Regulatory role of ATP at developing neuromuscular junctions

Abstract

Neuronal factors co-released with neurotransmitters may play an important role in synaptic development and function. Extracellular application of adenosine 5'-triphosphate (ATP), a substance co-stored and co-released with acetylcholine (ACh) in peripheral nervous systems, potentiated the spontaneous secretion of ACh at developing neuromuscular synapses in Xenopus 1-day-old cell cultures, as shown by a marked increase in the frequency of spontaneous synaptic currents recorded in the post-synaptic muscle cell. ATP also increased the frequency of miniature endplate potentials in the isolated tails of 2-week-old Xenopus tadpoles, with much smaller effect than that observed in cell cultures. The potentiation effect of ATP on ACh release in Xenopus cell cultures was inhibited by L-type Ca2+ channel blockers, suggesting that the L-type Ca2+ channel is responsible for the positive regulation of spontaneous ACh secretion by ATP at the developing neuromuscular synapses. The frequency of spontaneous synaptic events was found to vary greatly from cell to cell in the culture, over two orders of magnitude. Synapses with high frequency events are probably under the influence of endogenously released ATP. In addition, ATP was shown to potentiate the responses of isolated myocytes to iontophoretically-applied ACh. Local application of ATP to one region of the elongated myocyte surface resulted in potentiated ACh responses only at the ATP-treated region.
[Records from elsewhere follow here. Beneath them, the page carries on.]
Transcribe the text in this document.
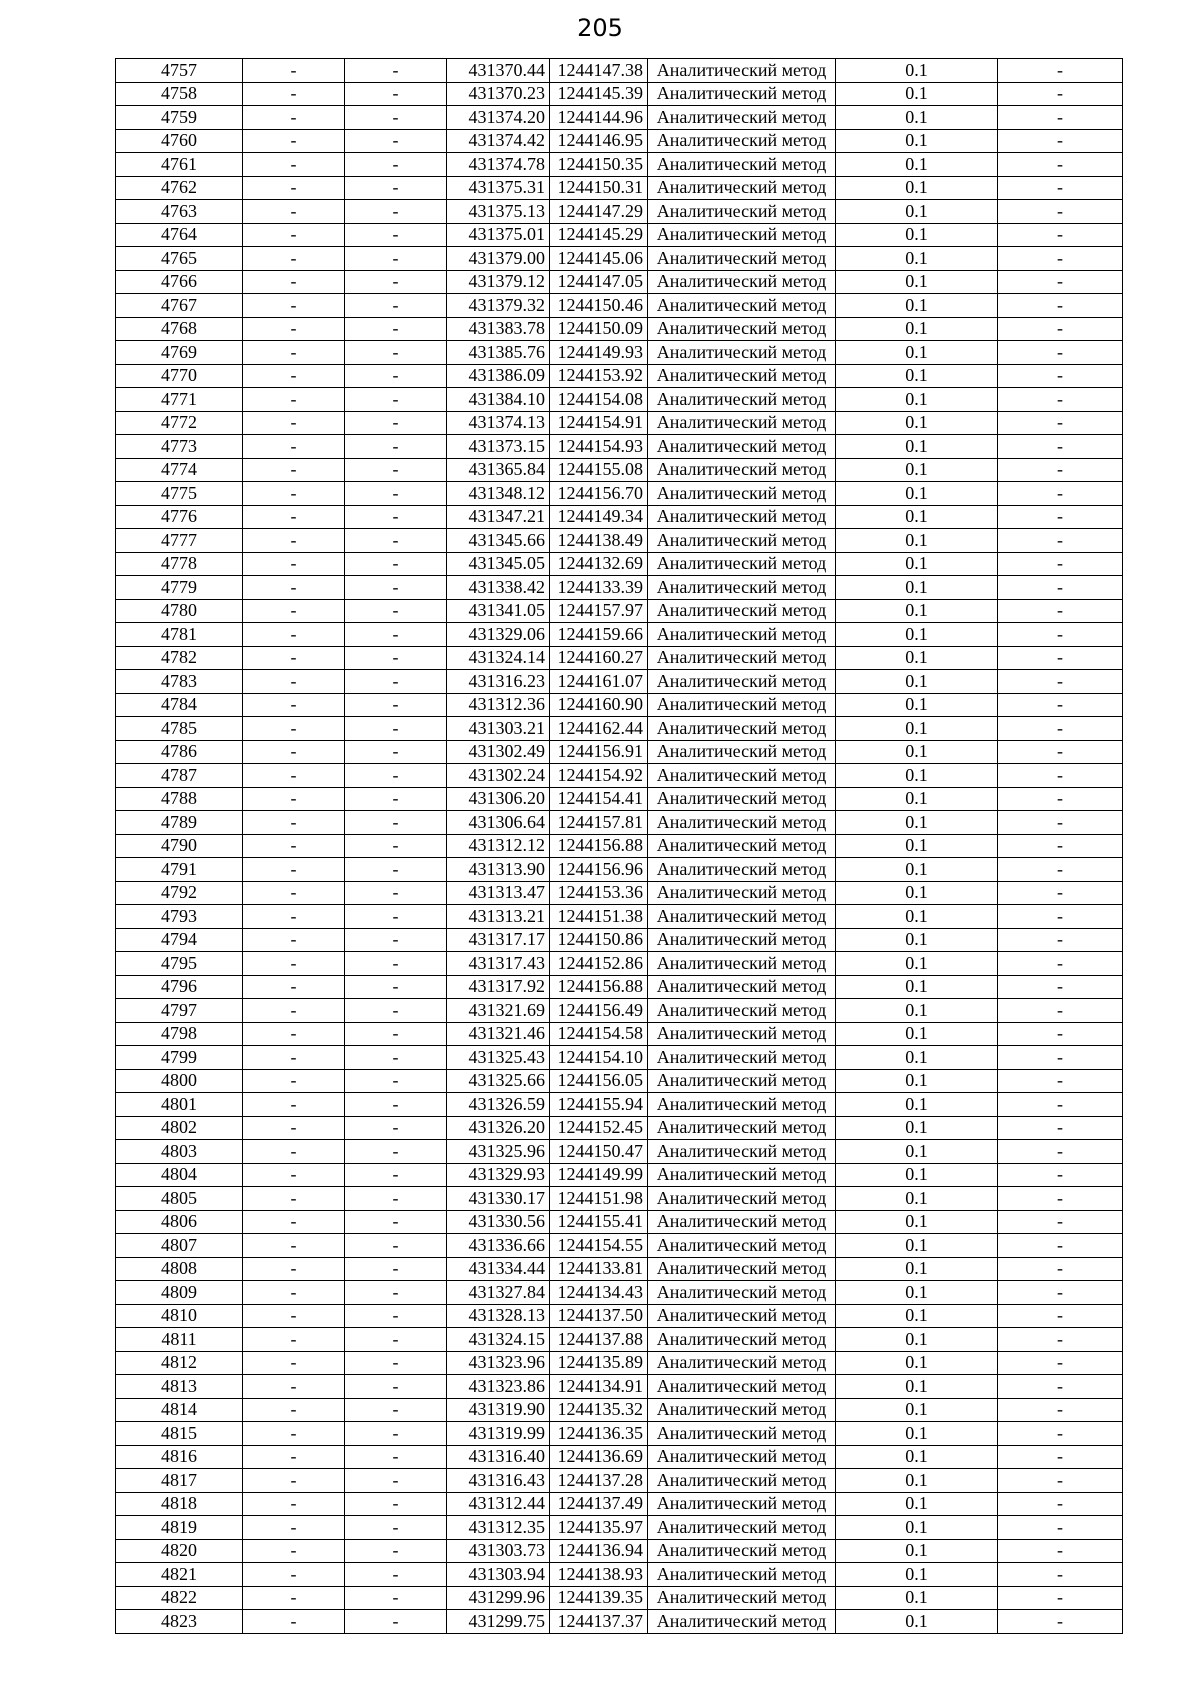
205
4757	-	-	431370.44	1244147.38	Аналитический метод	0.1	-
4758	-	-	431370.23	1244145.39	Аналитический метод	0.1	-
4759	-	-	431374.20	1244144.96	Аналитический метод	0.1	-
4760	-	-	431374.42	1244146.95	Аналитический метод	0.1	-
4761	-	-	431374.78	1244150.35	Аналитический метод	0.1	-
4762	-	-	431375.31	1244150.31	Аналитический метод	0.1	-
4763	-	-	431375.13	1244147.29	Аналитический метод	0.1	-
4764	-	-	431375.01	1244145.29	Аналитический метод	0.1	-
4765	-	-	431379.00	1244145.06	Аналитический метод	0.1	-
4766	-	-	431379.12	1244147.05	Аналитический метод	0.1	-
4767	-	-	431379.32	1244150.46	Аналитический метод	0.1	-
4768	-	-	431383.78	1244150.09	Аналитический метод	0.1	-
4769	-	-	431385.76	1244149.93	Аналитический метод	0.1	-
4770	-	-	431386.09	1244153.92	Аналитический метод	0.1	-
4771	-	-	431384.10	1244154.08	Аналитический метод	0.1	-
4772	-	-	431374.13	1244154.91	Аналитический метод	0.1	-
4773	-	-	431373.15	1244154.93	Аналитический метод	0.1	-
4774	-	-	431365.84	1244155.08	Аналитический метод	0.1	-
4775	-	-	431348.12	1244156.70	Аналитический метод	0.1	-
4776	-	-	431347.21	1244149.34	Аналитический метод	0.1	-
4777	-	-	431345.66	1244138.49	Аналитический метод	0.1	-
4778	-	-	431345.05	1244132.69	Аналитический метод	0.1	-
4779	-	-	431338.42	1244133.39	Аналитический метод	0.1	-
4780	-	-	431341.05	1244157.97	Аналитический метод	0.1	-
4781	-	-	431329.06	1244159.66	Аналитический метод	0.1	-
4782	-	-	431324.14	1244160.27	Аналитический метод	0.1	-
4783	-	-	431316.23	1244161.07	Аналитический метод	0.1	-
4784	-	-	431312.36	1244160.90	Аналитический метод	0.1	-
4785	-	-	431303.21	1244162.44	Аналитический метод	0.1	-
4786	-	-	431302.49	1244156.91	Аналитический метод	0.1	-
4787	-	-	431302.24	1244154.92	Аналитический метод	0.1	-
4788	-	-	431306.20	1244154.41	Аналитический метод	0.1	-
4789	-	-	431306.64	1244157.81	Аналитический метод	0.1	-
4790	-	-	431312.12	1244156.88	Аналитический метод	0.1	-
4791	-	-	431313.90	1244156.96	Аналитический метод	0.1	-
4792	-	-	431313.47	1244153.36	Аналитический метод	0.1	-
4793	-	-	431313.21	1244151.38	Аналитический метод	0.1	-
4794	-	-	431317.17	1244150.86	Аналитический метод	0.1	-
4795	-	-	431317.43	1244152.86	Аналитический метод	0.1	-
4796	-	-	431317.92	1244156.88	Аналитический метод	0.1	-
4797	-	-	431321.69	1244156.49	Аналитический метод	0.1	-
4798	-	-	431321.46	1244154.58	Аналитический метод	0.1	-
4799	-	-	431325.43	1244154.10	Аналитический метод	0.1	-
4800	-	-	431325.66	1244156.05	Аналитический метод	0.1	-
4801	-	-	431326.59	1244155.94	Аналитический метод	0.1	-
4802	-	-	431326.20	1244152.45	Аналитический метод	0.1	-
4803	-	-	431325.96	1244150.47	Аналитический метод	0.1	-
4804	-	-	431329.93	1244149.99	Аналитический метод	0.1	-
4805	-	-	431330.17	1244151.98	Аналитический метод	0.1	-
4806	-	-	431330.56	1244155.41	Аналитический метод	0.1	-
4807	-	-	431336.66	1244154.55	Аналитический метод	0.1	-
4808	-	-	431334.44	1244133.81	Аналитический метод	0.1	-
4809	-	-	431327.84	1244134.43	Аналитический метод	0.1	-
4810	-	-	431328.13	1244137.50	Аналитический метод	0.1	-
4811	-	-	431324.15	1244137.88	Аналитический метод	0.1	-
4812	-	-	431323.96	1244135.89	Аналитический метод	0.1	-
4813	-	-	431323.86	1244134.91	Аналитический метод	0.1	-
4814	-	-	431319.90	1244135.32	Аналитический метод	0.1	-
4815	-	-	431319.99	1244136.35	Аналитический метод	0.1	-
4816	-	-	431316.40	1244136.69	Аналитический метод	0.1	-
4817	-	-	431316.43	1244137.28	Аналитический метод	0.1	-
4818	-	-	431312.44	1244137.49	Аналитический метод	0.1	-
4819	-	-	431312.35	1244135.97	Аналитический метод	0.1	-
4820	-	-	431303.73	1244136.94	Аналитический метод	0.1	-
4821	-	-	431303.94	1244138.93	Аналитический метод	0.1	-
4822	-	-	431299.96	1244139.35	Аналитический метод	0.1	-
4823	-	-	431299.75	1244137.37	Аналитический метод	0.1	-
Single channel recording showed that ATP specifically increased the open time and opening frequency of embryonic-type, low conductance ACh channels. Pharmacological experiments suggest that ATP exerted both its pre- and post-synaptic effects by binding to P2-purinoceptors and activating protein kinase C. Moreover, the potentiation effects of ATP were restricted to the early stages of embryos. Taken together, these results suggest that ATP co-released with ACh or released from stimulated myocytes may promote synaptic development by potentiating pre-synaptic ACh release and post-synaptic ACh channel activity during the early phase of synaptogenesis.